On July 19, at Ryerson University, student strikers from Quebec delivered “Lessons From Quebec” to a capacity crowd at the Campus Student Centre, the ninth of ten stops on a nine day, whistle-stop tour of Ontario sponsored by the Canadian Federation of Students-Ontario.
In her introduction Melissa Palermo, vice president-education of the Ryerson Students’ Union, warned that anyone who failed to exhibit “solidarity” would be asked to leave the presentation.
After brief remarks from Sarah Jayne King, chair of the Canadian Federation of Students (Ontario), the first speech, by Marianne Breton Fontaine, editor of the Young Communist League’s magazine Jeunesse Militante, and candidate for Quebec Solidaire, began.
In her address, Fontaine situated the student strike in a larger context that included not only other decisions on education by the Charest government, but the Harper government’s controversial budget bill, the struggles of Chilean democracy activists, and the efforts of South African student organizations to combat apartheid in the 1990s. The student strike in Quebec, she argued, was not about numbers or tuition, but securing the future from “ignorance, death, and poverty.”
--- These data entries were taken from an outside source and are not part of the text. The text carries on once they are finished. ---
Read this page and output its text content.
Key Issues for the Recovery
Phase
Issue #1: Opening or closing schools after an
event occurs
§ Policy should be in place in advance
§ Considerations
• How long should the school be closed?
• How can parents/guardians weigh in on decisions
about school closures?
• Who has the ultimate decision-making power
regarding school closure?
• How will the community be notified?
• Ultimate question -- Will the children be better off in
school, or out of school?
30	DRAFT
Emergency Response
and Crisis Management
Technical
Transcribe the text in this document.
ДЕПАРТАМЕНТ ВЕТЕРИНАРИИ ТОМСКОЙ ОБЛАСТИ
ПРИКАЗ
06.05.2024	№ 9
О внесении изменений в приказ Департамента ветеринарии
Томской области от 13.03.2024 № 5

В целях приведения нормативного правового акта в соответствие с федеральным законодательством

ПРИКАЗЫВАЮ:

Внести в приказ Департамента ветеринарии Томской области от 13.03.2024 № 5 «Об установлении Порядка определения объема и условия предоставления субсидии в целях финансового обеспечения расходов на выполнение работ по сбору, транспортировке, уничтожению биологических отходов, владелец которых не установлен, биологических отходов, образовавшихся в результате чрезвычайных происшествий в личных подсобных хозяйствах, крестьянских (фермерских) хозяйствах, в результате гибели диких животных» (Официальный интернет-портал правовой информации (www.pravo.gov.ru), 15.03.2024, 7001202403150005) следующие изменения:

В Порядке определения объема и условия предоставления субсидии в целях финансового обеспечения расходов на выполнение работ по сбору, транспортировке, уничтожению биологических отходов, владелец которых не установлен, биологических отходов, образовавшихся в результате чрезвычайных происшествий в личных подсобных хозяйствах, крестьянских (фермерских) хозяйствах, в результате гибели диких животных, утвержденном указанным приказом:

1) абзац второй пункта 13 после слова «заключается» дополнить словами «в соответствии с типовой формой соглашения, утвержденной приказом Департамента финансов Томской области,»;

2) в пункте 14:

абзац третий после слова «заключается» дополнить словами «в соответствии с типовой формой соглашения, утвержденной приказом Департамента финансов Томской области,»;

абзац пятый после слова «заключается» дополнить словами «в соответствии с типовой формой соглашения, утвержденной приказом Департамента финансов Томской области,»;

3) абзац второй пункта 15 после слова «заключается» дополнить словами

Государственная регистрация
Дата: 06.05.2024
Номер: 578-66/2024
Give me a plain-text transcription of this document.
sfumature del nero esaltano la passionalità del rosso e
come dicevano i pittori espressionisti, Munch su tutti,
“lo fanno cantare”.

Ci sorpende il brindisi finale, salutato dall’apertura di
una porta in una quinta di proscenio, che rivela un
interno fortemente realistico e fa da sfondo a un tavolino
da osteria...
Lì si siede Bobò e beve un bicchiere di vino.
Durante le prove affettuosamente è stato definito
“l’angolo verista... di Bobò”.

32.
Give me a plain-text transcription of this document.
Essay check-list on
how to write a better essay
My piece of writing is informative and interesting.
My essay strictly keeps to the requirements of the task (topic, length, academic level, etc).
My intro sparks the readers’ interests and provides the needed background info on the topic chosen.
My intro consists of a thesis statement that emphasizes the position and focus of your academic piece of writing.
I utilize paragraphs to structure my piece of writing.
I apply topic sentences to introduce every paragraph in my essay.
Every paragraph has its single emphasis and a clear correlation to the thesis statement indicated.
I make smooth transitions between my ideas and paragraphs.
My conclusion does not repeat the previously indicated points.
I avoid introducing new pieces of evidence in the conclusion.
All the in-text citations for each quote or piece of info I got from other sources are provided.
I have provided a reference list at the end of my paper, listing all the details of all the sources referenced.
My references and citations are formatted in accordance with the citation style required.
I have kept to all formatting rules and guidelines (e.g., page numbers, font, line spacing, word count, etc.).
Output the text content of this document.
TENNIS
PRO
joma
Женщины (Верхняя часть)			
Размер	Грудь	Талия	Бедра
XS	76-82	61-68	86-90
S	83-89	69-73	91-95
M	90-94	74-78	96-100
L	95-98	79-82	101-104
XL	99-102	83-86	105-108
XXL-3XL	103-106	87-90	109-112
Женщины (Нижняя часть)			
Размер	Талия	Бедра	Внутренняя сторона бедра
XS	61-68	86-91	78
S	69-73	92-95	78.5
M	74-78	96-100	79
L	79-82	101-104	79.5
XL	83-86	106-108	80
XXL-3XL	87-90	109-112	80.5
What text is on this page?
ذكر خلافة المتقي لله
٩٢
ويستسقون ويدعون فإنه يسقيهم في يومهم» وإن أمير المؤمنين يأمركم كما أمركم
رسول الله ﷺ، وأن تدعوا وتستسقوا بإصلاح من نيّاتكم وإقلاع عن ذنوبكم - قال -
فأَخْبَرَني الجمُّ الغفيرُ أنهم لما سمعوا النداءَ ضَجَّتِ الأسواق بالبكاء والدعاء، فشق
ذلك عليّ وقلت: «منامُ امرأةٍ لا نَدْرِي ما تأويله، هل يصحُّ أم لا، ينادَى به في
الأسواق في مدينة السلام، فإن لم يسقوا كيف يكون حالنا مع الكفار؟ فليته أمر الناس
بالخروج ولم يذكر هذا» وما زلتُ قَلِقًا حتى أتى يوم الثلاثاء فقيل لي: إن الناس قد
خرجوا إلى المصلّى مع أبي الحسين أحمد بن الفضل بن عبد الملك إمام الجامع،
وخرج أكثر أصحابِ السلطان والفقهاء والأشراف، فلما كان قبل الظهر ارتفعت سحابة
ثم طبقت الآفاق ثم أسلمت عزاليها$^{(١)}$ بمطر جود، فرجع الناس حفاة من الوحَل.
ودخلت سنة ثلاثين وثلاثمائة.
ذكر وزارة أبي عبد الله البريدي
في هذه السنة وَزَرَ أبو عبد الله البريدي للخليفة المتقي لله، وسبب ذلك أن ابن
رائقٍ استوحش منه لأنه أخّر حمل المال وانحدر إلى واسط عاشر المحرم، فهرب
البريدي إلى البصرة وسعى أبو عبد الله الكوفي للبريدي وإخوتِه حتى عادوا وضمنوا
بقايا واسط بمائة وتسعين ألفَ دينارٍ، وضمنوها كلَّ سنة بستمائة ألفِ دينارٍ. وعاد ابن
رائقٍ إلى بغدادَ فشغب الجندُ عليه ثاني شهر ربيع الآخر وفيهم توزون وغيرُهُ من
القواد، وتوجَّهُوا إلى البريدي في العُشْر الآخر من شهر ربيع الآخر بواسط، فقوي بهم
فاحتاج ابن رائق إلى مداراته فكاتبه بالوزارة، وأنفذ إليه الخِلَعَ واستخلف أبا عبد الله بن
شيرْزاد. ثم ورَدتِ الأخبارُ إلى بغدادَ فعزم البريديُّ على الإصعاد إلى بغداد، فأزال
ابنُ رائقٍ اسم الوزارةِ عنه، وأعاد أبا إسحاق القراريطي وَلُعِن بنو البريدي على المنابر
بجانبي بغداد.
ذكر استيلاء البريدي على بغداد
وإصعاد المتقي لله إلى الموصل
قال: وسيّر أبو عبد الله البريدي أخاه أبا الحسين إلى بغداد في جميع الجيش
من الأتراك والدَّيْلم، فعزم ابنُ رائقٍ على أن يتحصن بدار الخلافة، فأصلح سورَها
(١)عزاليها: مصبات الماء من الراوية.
Fontaine was followed by Audrey Deveault, chair of the Dawson Students’ Union at CEGEP Dawson in Montreal. In her brief speech, Deveault recounted her experiences preparing for an ultimately unsuccessful strike vote at Dawson, including alleged interference by the administration.
Hugo Bonin, interim spokesman for La CLASSE, the most radical of the student organizations participating in the strike, concluded the evening with practical advice for students seeking to fight the “commodification of education.” Although the Quebec strikes were started by “about 50 people,” he said, they succeeded because it was a democratic movement. Bonin said a successful strike is achieved only with “blood, sweat, and tears” and picketing to prevent “scab” students from attending classes.
Ending on a note that had recurred throughout the previous speeches, Bonin assured the audience that the strike in Quebec was not just student activism. It was, he claimed, a social movement.